I looked at issue with P5600 machine under gdb
of kernel. arch_check_elf from arch/mips/kernel/elf.c
rejects our sysroot binaries with -ENOEXEC code,
since our binaries do not have EF_MIPS_NAN2008 ELF
header flag set and this CPU model does not have
cpu_has_nan_legacy, i.e mips_use_nan_legacy=false.
So at least we would need to have to change our
user-land ABI compilation flags to cleanly match
EF_MIPS_NAN2008 requirements. I am not sure whether
it is an option, and how it would impact older
CPUs.

For experiment sake I added ieee754=relaxed kernel
option to override mips_use_nan_legacy setting 
and system gets some sings of life after that but
then it hangs further down the road. I briefly
tried to look at this, but it is not clear what
is going on. On first look it seems that system
is trashing on nested do_page_fault calls. It might
be that something missing in our kernel config, or
we hitting some kernel bug, or bug in P5600 qemu
model. It is hard to tell right now.

Is it fair to say that we put enough effort
exploring P5600 route and it seems does not
work for us without additional substantial
work.

Is possible to come back to 34Kf route, doing
very small localized very well defined change
of bumping TLBs number for model that we know
works well for us?

Since we figured out that 34Kf spec allows 16,
32, or 64 TLBs my first personal preference
would be to use Phil's patch series with
addressing review comments.

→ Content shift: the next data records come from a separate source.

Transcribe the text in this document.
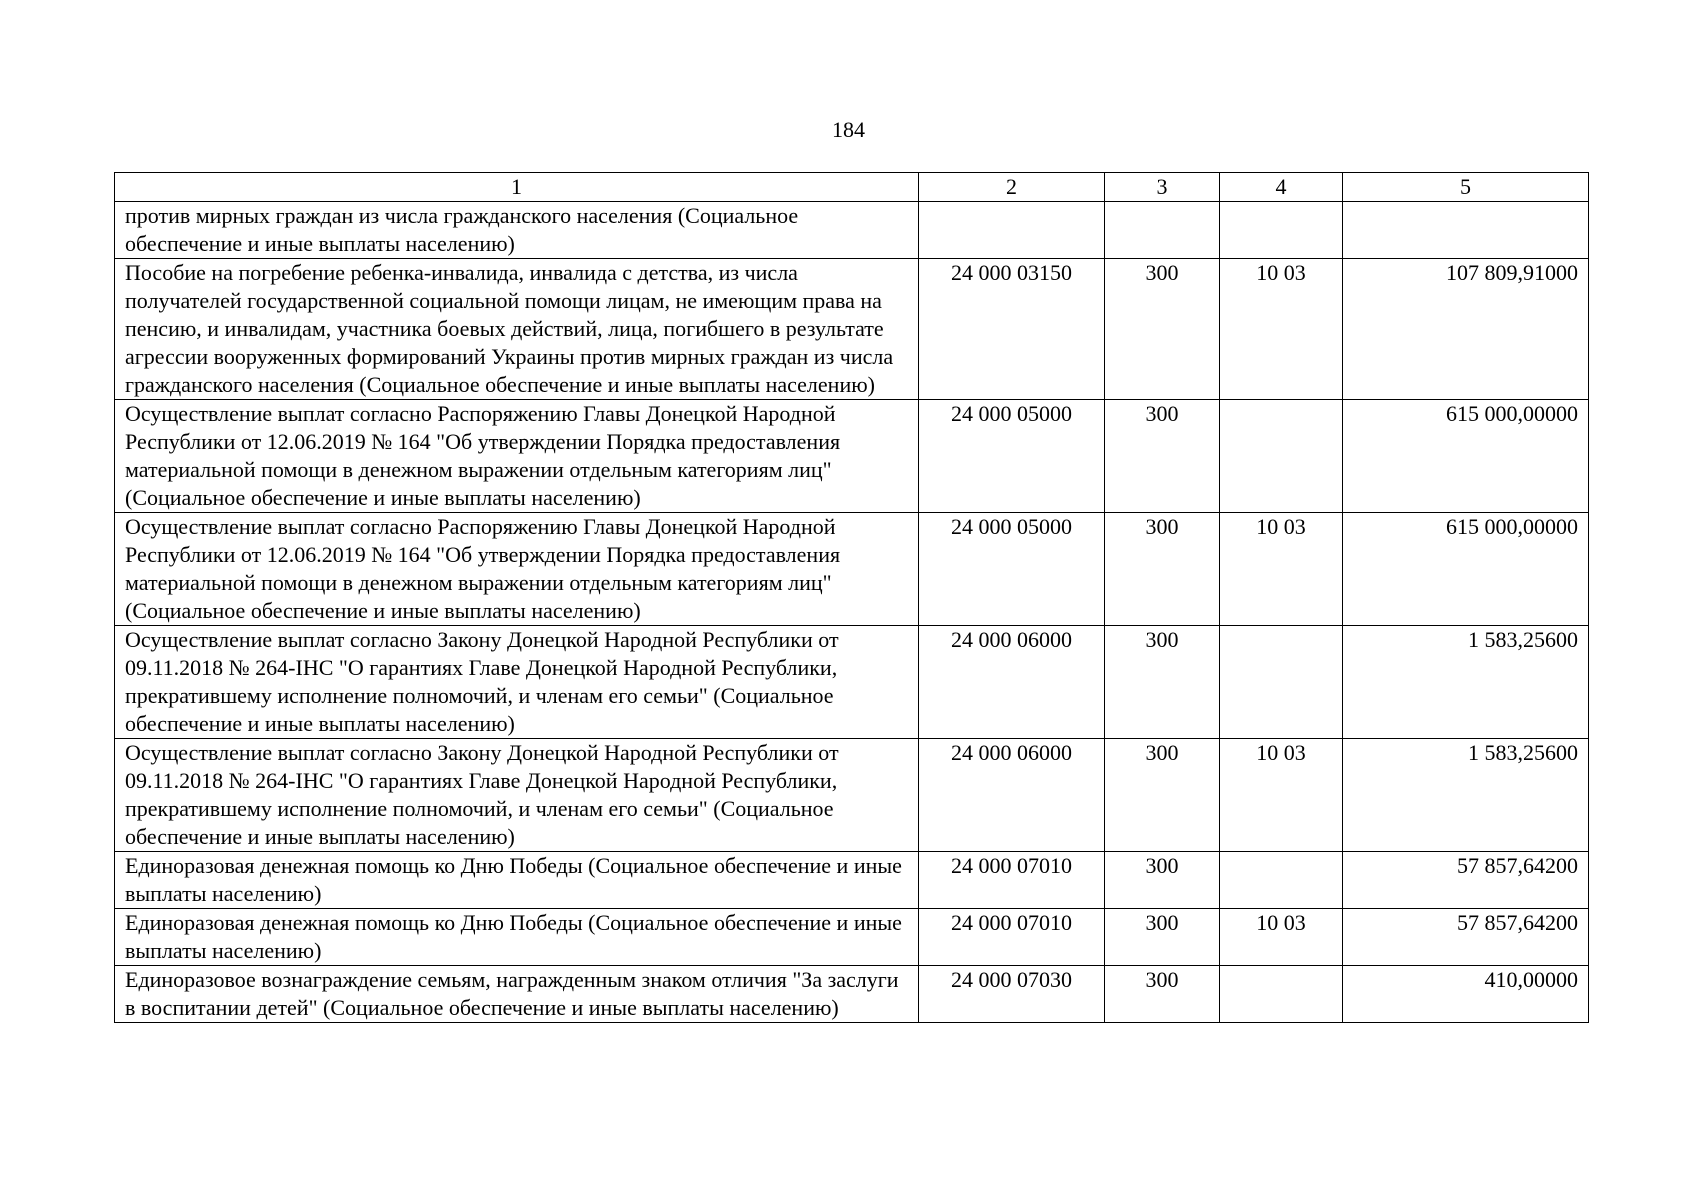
184
1	2	3	4	5
против мирных граждан из числа гражданского населения (Социальное обеспечение и иные выплаты населению)				
Пособие на погребение ребенка-инвалида, инвалида с детства, из числа получателей государственной социальной помощи лицам, не имеющим права на пенсию, и инвалидам, участника боевых действий, лица, погибшего в результате агрессии вооруженных формирований Украины против мирных граждан из числа гражданского населения (Социальное обеспечение и иные выплаты населению)	24 000 03150	300	10 03	107 809,91000
Осуществление выплат согласно Распоряжению Главы Донецкой Народной Республики от 12.06.2019 № 164 "Об утверждении Порядка предоставления материальной помощи в денежном выражении отдельным категориям лиц" (Социальное обеспечение и иные выплаты населению)	24 000 05000	300		615 000,00000
Осуществление выплат согласно Распоряжению Главы Донецкой Народной Республики от 12.06.2019 № 164 "Об утверждении Порядка предоставления материальной помощи в денежном выражении отдельным категориям лиц" (Социальное обеспечение и иные выплаты населению)	24 000 05000	300	10 03	615 000,00000
Осуществление выплат согласно Закону Донецкой Народной Республики от 09.11.2018 № 264-IНС "О гарантиях Главе Донецкой Народной Республики, прекратившему исполнение полномочий, и членам его семьи" (Социальное обеспечение и иные выплаты населению)	24 000 06000	300		1 583,25600
Осуществление выплат согласно Закону Донецкой Народной Республики от 09.11.2018 № 264-IНС "О гарантиях Главе Донецкой Народной Республики, прекратившему исполнение полномочий, и членам его семьи" (Социальное обеспечение и иные выплаты населению)	24 000 06000	300	10 03	1 583,25600
Единоразовая денежная помощь ко Дню Победы (Социальное обеспечение и иные выплаты населению)	24 000 07010	300		57 857,64200
Единоразовая денежная помощь ко Дню Победы (Социальное обеспечение и иные выплаты населению)	24 000 07010	300	10 03	57 857,64200
Единоразовое вознаграждение семьям, награжденным знаком отличия "За заслуги в воспитании детей" (Социальное обеспечение и иные выплаты населению)	24 000 07030	300		410,00000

And additionally
it would be great to set number of 34KF TLB to 64
by default. If anyone out there (IMO unlikely)
depends that before model had only 16 TLBs,
he/she can use cpu parameters to put it back
to 16. My second alternative choice is to
accept 34Kf-64tlb model, after I rephrase
commit message.

Thanks,
Victor
Richard Henderson Oct. 16, 2020, 5:19 p.m. UTC | #13
On 10/15/20 11:56 AM, Victor Kamensky (kamensky) via wrote:
> Is possible to come back to 34Kf route, doing

> very small localized very well defined change

> of bumping TLBs number for model that we know

> works well for us?


Yes, thanks for testing.

I think we should also add a property to enable Config3.PM for any cpu, and see
how that gets on.  But simply adjusting the number of tlb entries is a good
start, and is the only thing that will work for older kernels.


r~